Assim, essa autoinvestigação é a observação desse movimento da mente egoica, ocupada com seus desejos, predileções, escolhas, contrariedades, raiva, medo, voltada para a realização de prazeres, busca de entretenimentos, diversões, enfim, com toda essa disposição para a vida mundana e indisciplinada. Observe que a mente egoica está com a sua energia toda voltada para a exterioridade, numa completa desatenção, interessada em coisas estúpidas, como estar engajado em movimentos de reatividade social, política…

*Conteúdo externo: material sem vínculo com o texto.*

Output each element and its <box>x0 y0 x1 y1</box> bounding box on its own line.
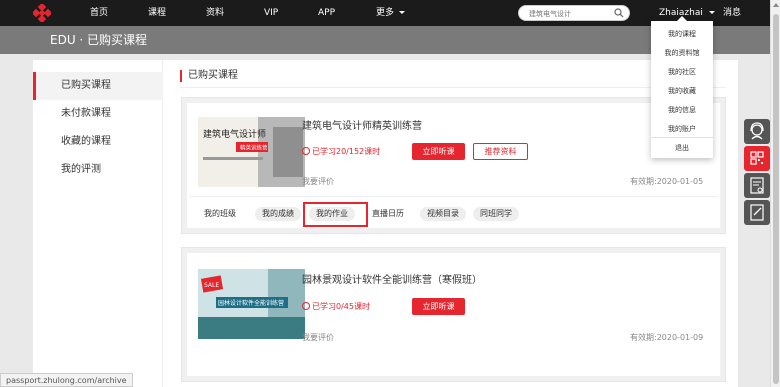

Essa autoinvestigação é o trabalho, e não se trata de buscar o fim do “eu”, alimentando mais ainda o “eu” com aquilo que ele deseja, como espiritualidade, conhecimento, experiências, enfim, todo esse tipo de coisa. Aqui, trata-se de olhar para isso, para esse impulso, esse movimento viciado de ir para fora, de buscar preenchimento e realizações externas, de se identificar com pensamentos, com aquilo que é lixo.
Se você for sério quanto a isso, você aprenderá a olhar para esse sentido de “alguém” presente, esse “mim”, esse “eu”, com toda a estupidez que ele deseja, e abrirá mão disso. Não importa a quantidade de conhecimento espiritual que você tenha se a sua mente está povoada de pensamentos estúpidos; se você está cedendo, constantemente, aos caprichos dessa estupidez do pensamento. Se é assim, esse não é o seu momento ainda.
Tudo isso que eu acabei de colocar para você é a própria ação da Graça… É o terreno sendo preparado. Se a sua casa já está limpa e arrumada, então você já pode receber um hóspede, assim como um terreno preparado pode receber uma planta capaz de florescer. Essa “casa” pode receber um hóspede, a visitação do Despertar, e esse é o germinar e o florescer dessa Verdade. Assim sendo, você deixa a busca, abandona o sentido de “buscador” e olha para si mesmo, para toda essa desordem interna, essa bagunça, para colocar ordem na “casa” e preparar o “terreno”. Então, a Verdade, que já está presente, pode florescer. Falar de uma Verdade presente sem essa autoinvestigação, entrega, rendição, é uma grande ilusão. Isso é ser um buscador cego.